Francisco Corzas was born in Mexico City on October 4, 1936.
In 1950, he began his studies. Corzas was admitted to La Esmeralda an art school where he was instructed by Maria Izquierdo, Juan Soriano, Carlos Orozco Romero and Agustin Lazo. In 1955, Corzas moved to Rome and completed his studies at the Accademia di San Giacomo, as well as at the Accademia di Bella Arti e Liceo Artistico. In Italy, he faced extreme economics and often sold his art for food to survive.
Corzas was awarded the silver metal at the Via Margutta International Art Fair, in 1960 which changed the path of his career. He lived in Rome for five years after which he briefly toured through Europe. Corzas then returned to Mexico City. Here he established himself as a leading Expressionist artist, showing works at international exhibitions in New York, Rome, Oslo and San Juan, Puerto Rico.

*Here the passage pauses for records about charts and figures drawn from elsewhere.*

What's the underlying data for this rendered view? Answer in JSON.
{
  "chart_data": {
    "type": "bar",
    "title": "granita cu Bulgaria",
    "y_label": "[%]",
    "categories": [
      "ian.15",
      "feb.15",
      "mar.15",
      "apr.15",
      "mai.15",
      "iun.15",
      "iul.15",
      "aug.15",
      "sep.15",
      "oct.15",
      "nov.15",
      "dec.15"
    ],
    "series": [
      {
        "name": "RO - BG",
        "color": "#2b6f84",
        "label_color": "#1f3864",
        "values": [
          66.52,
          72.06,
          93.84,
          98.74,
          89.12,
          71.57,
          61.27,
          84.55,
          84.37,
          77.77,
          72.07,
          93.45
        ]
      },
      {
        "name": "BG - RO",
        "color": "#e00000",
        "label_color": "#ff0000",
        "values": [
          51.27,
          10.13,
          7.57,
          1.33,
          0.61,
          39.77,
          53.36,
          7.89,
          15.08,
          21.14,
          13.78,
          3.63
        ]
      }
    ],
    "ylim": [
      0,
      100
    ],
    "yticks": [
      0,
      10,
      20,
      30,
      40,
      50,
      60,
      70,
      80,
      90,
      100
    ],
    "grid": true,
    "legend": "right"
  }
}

Corzas’ his lithographs were commissioned by major publishers in Paris, Rome, and New York during the 1970s.
Corzas became a full member of an arts association dedicated to the defense of humanistic values called Los Interioristas. A primary element of Francisco Corzas‘s work is he relationship of passion and sexuality to art and the artist. Corzes was living in New York when he painted Easel, in 1969. This painting, is seen as a haunting imagery, explores such concerns.
Corzes had very frail health and he died of pneumonia on September 15, 1983.